Sunday, May 23, 2004

UNITE's Frumin Celebrates 30th

Too often, by the time we take a moment to reflect on someone's contributions to making this world a better place, they're dead and we're remembering them in some church or memorial service. So, it was with great pleasure that a number of us got together with the very alive Eric Frumin the other evening to celebrate his 30th anniversary as health and safety director of UNITE, and ACTWU before that (and soon to be UNITE-HERE.) (Rumor has it that Eric was hired as a mere child, having impressed his elders with his snappy dressing and his gift for understatement.)

Eric regaled a crowd of friends with his stories of labor safety & health struggles over the past decades, including the landmark 1981 Cotton Dust decision by the Supreme Court which upheld OSHA's Cotton Dust standard.

Eric's co-workers told of the lessons they learned from him, lessons not just confined to health and safety, but also the politics of the workplace, the importance of workplace conditions for organizing campaigns and, when necessary, the need to take those battles from the workplace to the Capital and White House.

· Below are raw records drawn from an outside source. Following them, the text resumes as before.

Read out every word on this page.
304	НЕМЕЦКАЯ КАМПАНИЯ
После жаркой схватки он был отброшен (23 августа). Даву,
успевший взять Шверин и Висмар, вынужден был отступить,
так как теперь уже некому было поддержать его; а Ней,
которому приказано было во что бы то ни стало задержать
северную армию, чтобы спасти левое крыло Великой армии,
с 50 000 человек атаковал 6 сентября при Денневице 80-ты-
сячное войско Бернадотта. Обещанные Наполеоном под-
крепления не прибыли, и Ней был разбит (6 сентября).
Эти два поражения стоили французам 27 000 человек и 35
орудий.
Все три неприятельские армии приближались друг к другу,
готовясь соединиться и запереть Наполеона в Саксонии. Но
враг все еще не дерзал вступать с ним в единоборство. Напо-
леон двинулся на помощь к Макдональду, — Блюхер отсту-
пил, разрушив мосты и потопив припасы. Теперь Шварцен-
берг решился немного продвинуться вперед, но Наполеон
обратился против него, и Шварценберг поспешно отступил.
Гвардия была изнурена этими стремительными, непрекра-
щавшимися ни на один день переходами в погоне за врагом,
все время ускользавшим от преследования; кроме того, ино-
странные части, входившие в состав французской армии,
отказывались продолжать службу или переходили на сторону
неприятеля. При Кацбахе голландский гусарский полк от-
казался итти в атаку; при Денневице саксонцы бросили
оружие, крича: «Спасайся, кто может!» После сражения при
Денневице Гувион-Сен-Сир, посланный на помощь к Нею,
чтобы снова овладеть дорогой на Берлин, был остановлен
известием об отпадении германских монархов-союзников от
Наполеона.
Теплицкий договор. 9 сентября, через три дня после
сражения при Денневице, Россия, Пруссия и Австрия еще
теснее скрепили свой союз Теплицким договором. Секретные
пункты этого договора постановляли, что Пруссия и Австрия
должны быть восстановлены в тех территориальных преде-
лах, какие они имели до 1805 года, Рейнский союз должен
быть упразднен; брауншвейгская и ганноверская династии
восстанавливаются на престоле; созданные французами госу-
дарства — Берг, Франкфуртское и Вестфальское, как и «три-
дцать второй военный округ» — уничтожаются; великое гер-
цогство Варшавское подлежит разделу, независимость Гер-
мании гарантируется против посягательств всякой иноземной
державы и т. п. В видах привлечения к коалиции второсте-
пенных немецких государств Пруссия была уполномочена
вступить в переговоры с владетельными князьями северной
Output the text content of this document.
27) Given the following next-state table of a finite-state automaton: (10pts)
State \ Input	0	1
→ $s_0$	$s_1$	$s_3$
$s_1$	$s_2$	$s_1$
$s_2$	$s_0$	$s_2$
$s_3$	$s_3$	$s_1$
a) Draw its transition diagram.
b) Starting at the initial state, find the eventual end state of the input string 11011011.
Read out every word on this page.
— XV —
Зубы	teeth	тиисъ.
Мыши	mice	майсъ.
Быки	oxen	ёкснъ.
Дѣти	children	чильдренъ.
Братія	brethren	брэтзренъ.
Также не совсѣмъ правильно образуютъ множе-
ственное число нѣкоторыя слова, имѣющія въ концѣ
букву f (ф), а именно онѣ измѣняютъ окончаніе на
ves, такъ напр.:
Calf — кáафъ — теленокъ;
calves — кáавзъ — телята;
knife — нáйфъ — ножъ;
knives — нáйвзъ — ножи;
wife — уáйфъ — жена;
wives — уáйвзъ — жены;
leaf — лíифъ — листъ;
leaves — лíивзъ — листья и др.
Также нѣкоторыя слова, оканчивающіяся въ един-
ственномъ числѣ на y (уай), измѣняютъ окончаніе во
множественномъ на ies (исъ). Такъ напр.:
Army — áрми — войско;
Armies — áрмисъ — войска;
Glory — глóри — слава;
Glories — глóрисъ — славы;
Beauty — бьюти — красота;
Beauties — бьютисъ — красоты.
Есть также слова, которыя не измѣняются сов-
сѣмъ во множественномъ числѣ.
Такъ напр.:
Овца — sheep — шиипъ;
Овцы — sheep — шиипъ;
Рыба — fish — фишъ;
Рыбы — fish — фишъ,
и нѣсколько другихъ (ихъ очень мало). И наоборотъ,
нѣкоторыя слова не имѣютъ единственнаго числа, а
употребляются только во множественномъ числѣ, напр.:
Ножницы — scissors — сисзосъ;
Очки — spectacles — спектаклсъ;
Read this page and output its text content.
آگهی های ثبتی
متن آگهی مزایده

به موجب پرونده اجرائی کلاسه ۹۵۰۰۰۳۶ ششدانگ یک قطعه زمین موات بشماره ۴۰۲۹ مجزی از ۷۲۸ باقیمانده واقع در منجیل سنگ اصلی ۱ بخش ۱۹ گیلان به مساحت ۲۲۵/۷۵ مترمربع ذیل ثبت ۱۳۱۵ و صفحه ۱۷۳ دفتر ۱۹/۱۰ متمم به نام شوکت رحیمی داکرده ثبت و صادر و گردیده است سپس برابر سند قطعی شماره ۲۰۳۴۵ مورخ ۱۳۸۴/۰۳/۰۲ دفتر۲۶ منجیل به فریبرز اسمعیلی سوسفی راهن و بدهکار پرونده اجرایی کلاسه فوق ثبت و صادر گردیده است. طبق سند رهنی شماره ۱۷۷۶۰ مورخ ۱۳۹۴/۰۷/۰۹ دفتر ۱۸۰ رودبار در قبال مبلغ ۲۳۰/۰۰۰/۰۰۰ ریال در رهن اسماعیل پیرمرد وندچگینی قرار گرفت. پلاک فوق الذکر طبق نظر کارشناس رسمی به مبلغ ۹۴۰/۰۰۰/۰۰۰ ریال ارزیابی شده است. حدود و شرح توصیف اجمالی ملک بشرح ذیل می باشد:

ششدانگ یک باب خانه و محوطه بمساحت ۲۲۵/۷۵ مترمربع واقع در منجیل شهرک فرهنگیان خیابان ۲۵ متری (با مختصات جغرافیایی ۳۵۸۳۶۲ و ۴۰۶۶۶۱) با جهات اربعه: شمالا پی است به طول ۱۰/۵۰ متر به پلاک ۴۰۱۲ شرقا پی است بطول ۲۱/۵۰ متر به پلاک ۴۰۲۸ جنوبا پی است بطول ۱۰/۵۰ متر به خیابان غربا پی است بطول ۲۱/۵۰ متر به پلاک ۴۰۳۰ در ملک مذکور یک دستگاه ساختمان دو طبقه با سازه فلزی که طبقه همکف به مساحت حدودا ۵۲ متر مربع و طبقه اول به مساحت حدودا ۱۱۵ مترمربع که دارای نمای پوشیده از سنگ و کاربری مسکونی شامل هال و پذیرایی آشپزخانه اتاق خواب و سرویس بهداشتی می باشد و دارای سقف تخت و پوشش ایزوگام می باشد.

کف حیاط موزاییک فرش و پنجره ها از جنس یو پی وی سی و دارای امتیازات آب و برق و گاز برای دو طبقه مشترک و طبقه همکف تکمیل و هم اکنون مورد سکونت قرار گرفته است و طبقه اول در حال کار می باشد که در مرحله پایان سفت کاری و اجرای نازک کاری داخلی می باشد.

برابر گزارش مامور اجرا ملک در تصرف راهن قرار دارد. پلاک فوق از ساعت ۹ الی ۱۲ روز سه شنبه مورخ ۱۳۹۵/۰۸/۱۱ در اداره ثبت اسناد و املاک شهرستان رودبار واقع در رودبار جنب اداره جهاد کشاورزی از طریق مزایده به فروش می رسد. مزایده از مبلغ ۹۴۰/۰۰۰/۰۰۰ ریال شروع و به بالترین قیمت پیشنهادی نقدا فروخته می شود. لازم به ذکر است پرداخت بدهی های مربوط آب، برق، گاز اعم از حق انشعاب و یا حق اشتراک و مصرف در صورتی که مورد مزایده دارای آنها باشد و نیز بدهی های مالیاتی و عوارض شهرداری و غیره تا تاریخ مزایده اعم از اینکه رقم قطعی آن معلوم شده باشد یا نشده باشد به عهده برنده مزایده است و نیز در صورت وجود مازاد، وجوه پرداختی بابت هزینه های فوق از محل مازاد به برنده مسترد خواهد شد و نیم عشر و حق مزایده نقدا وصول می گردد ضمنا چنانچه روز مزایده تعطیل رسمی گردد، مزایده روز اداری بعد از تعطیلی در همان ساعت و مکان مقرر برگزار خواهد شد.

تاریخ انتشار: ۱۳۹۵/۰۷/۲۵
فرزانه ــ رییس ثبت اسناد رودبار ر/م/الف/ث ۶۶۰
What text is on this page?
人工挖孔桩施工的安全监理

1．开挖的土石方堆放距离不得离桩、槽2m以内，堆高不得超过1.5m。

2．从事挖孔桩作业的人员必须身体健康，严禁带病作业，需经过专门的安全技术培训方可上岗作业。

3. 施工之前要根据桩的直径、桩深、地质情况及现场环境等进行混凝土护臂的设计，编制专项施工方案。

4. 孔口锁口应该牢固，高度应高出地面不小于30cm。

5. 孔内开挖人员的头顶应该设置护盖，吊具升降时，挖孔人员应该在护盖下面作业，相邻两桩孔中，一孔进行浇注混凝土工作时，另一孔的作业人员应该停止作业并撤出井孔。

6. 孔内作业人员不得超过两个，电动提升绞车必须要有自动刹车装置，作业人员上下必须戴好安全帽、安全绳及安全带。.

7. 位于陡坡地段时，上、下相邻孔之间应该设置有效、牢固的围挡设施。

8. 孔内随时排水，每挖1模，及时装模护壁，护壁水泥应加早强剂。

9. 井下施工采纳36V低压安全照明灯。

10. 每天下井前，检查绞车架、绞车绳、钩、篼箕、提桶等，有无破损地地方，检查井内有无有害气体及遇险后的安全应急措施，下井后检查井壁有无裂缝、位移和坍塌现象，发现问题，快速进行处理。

Eric's reputation far exceeded his ACTWU/UNITE environment. He was chair of DOL's Labor Research Advisory Committee for over two decades, where he was the major mover behind improvements in data collection on workplace injuries, illnesses and fatalities by the Bureau of Labor Statistics. Although most of ACTWU and UNITES members were in the textile industry, ACTWU also had members at Napp Technologies in Lodi, New Jersey, which exploded in 1995 killing 5 employees. The Napp explosion was caused by chemical reactions that were not covered by OSHA's Process Safety Management Standard and Eric has been instrumental in pressuring (so far unsuccessfully) OSHA to amend the standard. He played an instrumental role in promoting OSHA's ergonomics standard, not just by bringing disabled UNITE members to the hearings, but also employers that UNITE had sold on the merits of ergonomics programs.

Eric's greatest contribution to the labor movement and the struggle for workplace safety is still being written. There has been much discussion over the past decades about increasing the role of health and safety in organizing. For most unions, that discussion began and ended as....discussion. But Eric and UNITE are currently building the model for the use of health and safety issues in organizing. Safety issues are critical to UNITE's Cintas organizing campaign, as well as several others.

So, happy anniversary Eric. It's been a great almost third of a century, and we're all looking forward to many more decades of your inspiration, wisdom, enthusiasm and fighting spirit.